Pottering around the show, I bumped into someone else she had recommended to me, an acupuncturist I had originally talked (gently nagged) my ‘spiritually sceptical’ husband to use because of reoccurring knee problems. Given I was feeling very low at the time, I decided to give it a go too. I honestly don’t know to what degree it was the needles or the opportunity to talk openly and in a calm environment; I certainly needed the latter, but it certainly helped me turn a corner.
It is easy to be sceptical, I hadn’t read, tried or really thought seriously about alternatives. I don’t think I am that odd in just ‘getting on’ with life, and not giving too much thought to how to live a happier enriched life. Surely new shoes, clothes, nice house, fine dining etc all provide that, don’t they? Well I’m not so sure, I mean I can easily fall into the trap of drooling over the latest Mulberry handbag, but 8 months ago my usually happy bubbly natter slowly morphed and I realised I was heading down a dark tunnel. From the outside I appear to have everything a girl could want, there really was no justification for this bleak outlook on life.

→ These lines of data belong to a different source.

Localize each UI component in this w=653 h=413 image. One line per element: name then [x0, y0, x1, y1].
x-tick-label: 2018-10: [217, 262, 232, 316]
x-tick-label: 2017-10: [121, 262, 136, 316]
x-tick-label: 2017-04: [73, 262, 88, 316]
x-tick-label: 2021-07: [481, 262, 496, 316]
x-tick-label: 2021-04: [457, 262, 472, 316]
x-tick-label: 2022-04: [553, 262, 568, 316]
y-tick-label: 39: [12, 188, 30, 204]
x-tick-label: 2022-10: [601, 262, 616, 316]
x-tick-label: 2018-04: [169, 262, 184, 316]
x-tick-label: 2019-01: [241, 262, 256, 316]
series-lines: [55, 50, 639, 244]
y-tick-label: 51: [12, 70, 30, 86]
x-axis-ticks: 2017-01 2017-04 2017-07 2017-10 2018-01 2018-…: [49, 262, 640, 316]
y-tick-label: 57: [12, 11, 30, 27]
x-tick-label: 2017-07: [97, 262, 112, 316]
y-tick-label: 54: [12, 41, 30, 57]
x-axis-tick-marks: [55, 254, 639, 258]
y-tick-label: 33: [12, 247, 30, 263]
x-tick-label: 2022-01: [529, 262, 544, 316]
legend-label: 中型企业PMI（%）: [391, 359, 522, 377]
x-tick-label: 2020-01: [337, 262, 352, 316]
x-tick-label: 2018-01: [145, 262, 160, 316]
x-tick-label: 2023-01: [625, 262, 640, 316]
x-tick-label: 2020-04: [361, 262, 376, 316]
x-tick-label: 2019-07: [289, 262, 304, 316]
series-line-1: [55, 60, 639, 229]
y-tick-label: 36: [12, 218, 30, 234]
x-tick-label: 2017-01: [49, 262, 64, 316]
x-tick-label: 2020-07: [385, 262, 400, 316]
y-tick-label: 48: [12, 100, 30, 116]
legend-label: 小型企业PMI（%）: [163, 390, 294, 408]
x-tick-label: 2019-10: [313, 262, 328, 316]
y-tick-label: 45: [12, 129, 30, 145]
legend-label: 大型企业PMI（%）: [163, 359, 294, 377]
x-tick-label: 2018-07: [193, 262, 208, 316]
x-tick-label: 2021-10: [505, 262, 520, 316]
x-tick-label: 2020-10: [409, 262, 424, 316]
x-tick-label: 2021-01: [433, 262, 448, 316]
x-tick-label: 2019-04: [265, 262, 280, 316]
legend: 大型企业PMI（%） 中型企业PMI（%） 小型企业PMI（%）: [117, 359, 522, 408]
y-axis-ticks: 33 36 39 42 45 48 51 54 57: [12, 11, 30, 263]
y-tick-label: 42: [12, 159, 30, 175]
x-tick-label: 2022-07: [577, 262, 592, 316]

When you are feeling blue, you take notice of those who seem naturally happy. You question what it is that keeps them smiling, and jealously ponder how you might tap even an ounce of that joy. Now I am sure my friends would describe me as a warm, open and happy person, but I wonder whether they have noticed that I very rarely let slip any personal troubles. I have my walls built high, like a lot of people do. The interesting thing is some people have a great knack for slowly digging away the mortar – releasing one brick at a time.
Now it is often said that things enter your life when you need or are most receptive to them, and that was certainly the case for me. Those happy people I was drawn to, all had a few things in common. They had a confident and calm presence about them, they listened, smiled and talked in that order, and instantly gave the impression that they cared as much about you as they did for their self. It was this nature that allowed me to feel safe enough to open up to a complete stranger; certainly not something I would ever have considered doing in the past – I still hate the thought of people ‘in my head’ though I’m guessing this is my inner control freak.
It sounds so clichéd to say the fair had such a positive aura about it, but to stand in the middle and look around, that really is the feeling you got. I could account for an element of this with proven business knowledge. Sales people who know their product well, believe and talk about it confidently, will succeed. But whether you believe or not, those providing these services really do think they can help and actively try to do so. Thus the forum was filled with positive energy. While we can accept as scientifically proven that a smile is contagious, some people struggle with the concept of ‘energy transfer’. For me the energy transfer is just an extension of a smile (warning though the opposite is also true, another person’s frown can also bring you down). So it stands to reason that regardless of whether you actively believe, and for whatever reason you may come into contact with spiritual people, they can offer you the potential to feel better.